Bei den Kreismeisterschaften in Eckental zeigten die Leichtathleten der TSH, trotz kühlem Aprilwetters, schon richtig gute Frühform. So gewann Jan Schuster bei den C-Schülern souverän seinen 800-Meter-Lauf in neuer Bestzeit (2:55,49 Minuten), dicht gefolgt von Neuling Simon Novotny (2:57,96). Auch B-Schüler Luca Klinkenberg überraschte nicht nur seine Trainerin, sondern vor allem sich selber mit einem mutigen und schnellen Rennen, was ihm mit 2:48,64 Minuten Platz 1 einbrachte.
An die 2000-Meter-Strecke wagte sich erstmals Moritz Wiedorn (Jg. 1999). Nach guter Einteilung und einem tollen 150-Meter-Schlussspurt durfte auch er sich über den Kreismeistertitel in 8:15,41 Minuten freuen. Pech dagegen hatte die neu formierte Schülerstaffel, die zwar als erste ins Ziel kam, aber nach einem Wechselfehler disqualifiziert wurde.

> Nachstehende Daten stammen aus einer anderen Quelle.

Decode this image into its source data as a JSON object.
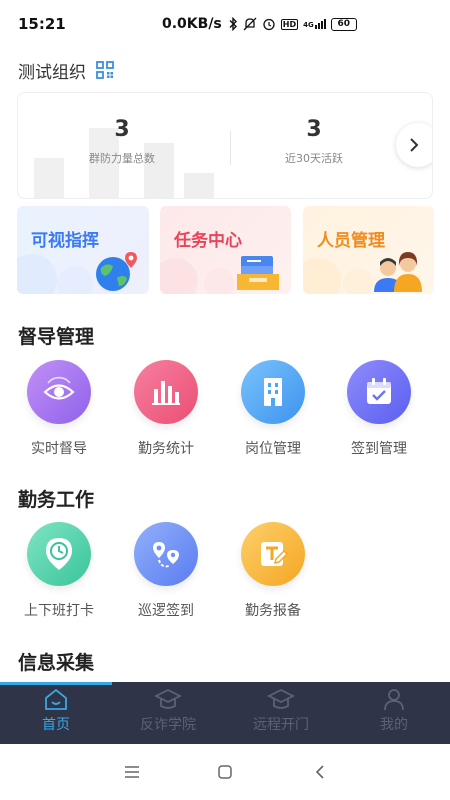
{
  "status_bar": {
    "time": "15:21",
    "net_speed": "0.0KB/s",
    "network": "4G",
    "battery": "60"
  },
  "org": {
    "title": "测试组织"
  },
  "stats": [
    {
      "value": "3",
      "label": "群防力量总数"
    },
    {
      "value": "3",
      "label": "近30天活跃"
    }
  ],
  "features": [
    {
      "label": "可视指挥",
      "icon": "globe-icon"
    },
    {
      "label": "任务中心",
      "icon": "inbox-icon"
    },
    {
      "label": "人员管理",
      "icon": "people-icon"
    }
  ],
  "sections": {
    "supervision": {
      "title": "督导管理",
      "items": [
        {
          "label": "实时督导",
          "icon": "eye-icon",
          "color": "#a877f0"
        },
        {
          "label": "勤务统计",
          "icon": "bar-chart-icon",
          "color": "#ef5b84"
        },
        {
          "label": "岗位管理",
          "icon": "building-icon",
          "color": "#4aa6f7"
        },
        {
          "label": "签到管理",
          "icon": "calendar-check-icon",
          "color": "#6e74f4"
        }
      ]
    },
    "duty": {
      "title": "勤务工作",
      "items": [
        {
          "label": "上下班打卡",
          "icon": "clock-pin-icon",
          "color": "#4dcfa8"
        },
        {
          "label": "巡逻签到",
          "icon": "route-icon",
          "color": "#6e8ff5"
        },
        {
          "label": "勤务报备",
          "icon": "edit-doc-icon",
          "color": "#f7b733"
        }
      ]
    },
    "info": {
      "title": "信息采集"
    }
  },
  "tabbar": [
    {
      "label": "首页",
      "icon": "home-icon",
      "active": true
    },
    {
      "label": "反诈学院",
      "icon": "graduation-cap-icon",
      "active": false
    },
    {
      "label": "远程开门",
      "icon": "graduation-cap-icon",
      "active": false
    },
    {
      "label": "我的",
      "icon": "user-icon",
      "active": false
    }
  ],
  "colors": {
    "accent": "#37a7e6",
    "tabbar_bg": "#2f3448"
  }
}
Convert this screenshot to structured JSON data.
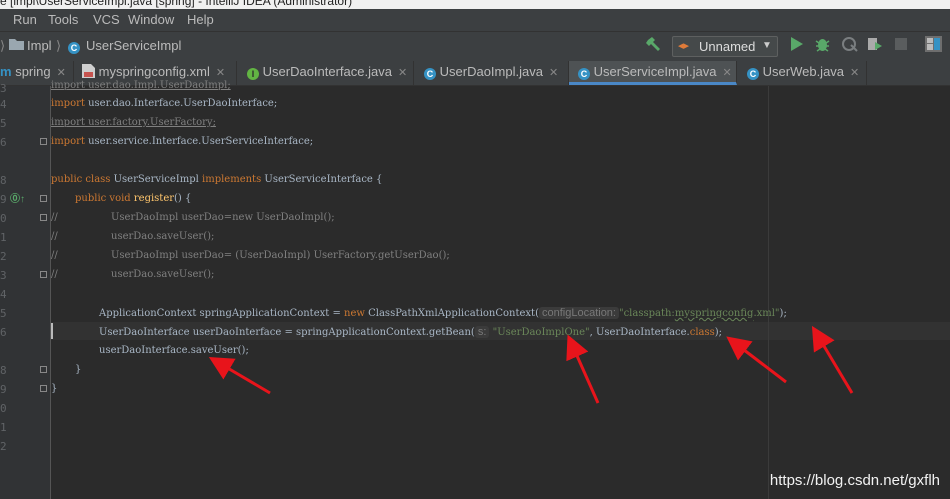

Weitere sieben erste Plätze gab es für die Jugendlichen und Erwachsenen aus Herzogenaurach. Katharina Schreck siegte bei den Frauen in neuer persönlicher Bestleistung über 100 Meter in 12,82 Sekunden vor Kathrin Schmidt (13,62). Deutliche Bestzeiten erzielten über 100 Meter auch Anna Dupke bei der weiblichen U20 in 13,24 Sekunden und Steffi Krome bei der U18 in windunterstützten, aber dennoch starken 13,17 Sekunden. Ganz ordentlich hielt sich auch Trainer Peter Müller, der bei den Männern Dritter wurde.
Über die 200-Meter-Distanz standen die männlichen Herzogenauracher in allen Altersklassen ganz oben. Florian Katzschmann lief bei den Männern hervorragende 22,01 Sekunden. Kai Bauer kam mit neuer Bestzeit (22,97) als Zweiter ins Ziel und Adrian Taylor belegte Rang 4. In der U20 siegte Timo Kaufmair vor den Konkurrenten aus Erlangen, Eckental und Höchstadt in 23,33 Sekunden. Sam Leiblein verbesserte sich auf 23,43 Sekunden und gewann die U18. Andre Zahl wurde Vierter.
Deutlich verbessert zeigten sich auch Julia Gronau (Platz 1 in der U18 in 64,95s) und Christian Schuschke (Platz 2 in der U20 in 54,62s) über die Stadionrunde von 400 Metern.

Stabil, beweglich, koordiniert


Die Herzogenauracher hatten sich gut auf diesen Wettkampf vorbereitet. Während die ältzeren Athleten unter de Sonne Spaniens und Paderborn im Trainingslager weilten, hielt sich der Nachwuchs auf dem TSH-Gelände fit. Das Pflichtprogramm für alle 18 Athleten, die je nach Alter in drei Leistungsgruppen eingeteilt wurden, bestand hierbei aus Sprint, Hürden, Weit- und Hochsprung sowie den Wurfdisziplinen. Nicht wenige kamen zu ihrem ersten Speer- oder Diskuswurferlebnis.
Im Vordergrund standen für Cheftrainer Peter Müller aber die Grundlagen, sowohl in den einzelnen Disziplinen als vor allem auch in fundamentalen Dingen wie Stabilität oder Rumpfkraft, Beweglichkeit und Koordination. Die älteren Athleten fungierten als Trainer und gaben das weiter, was sie über Jahre gelernt haben. Dabei hatten sie noch viele wertvolle Tipps an den Nachwuchs parat.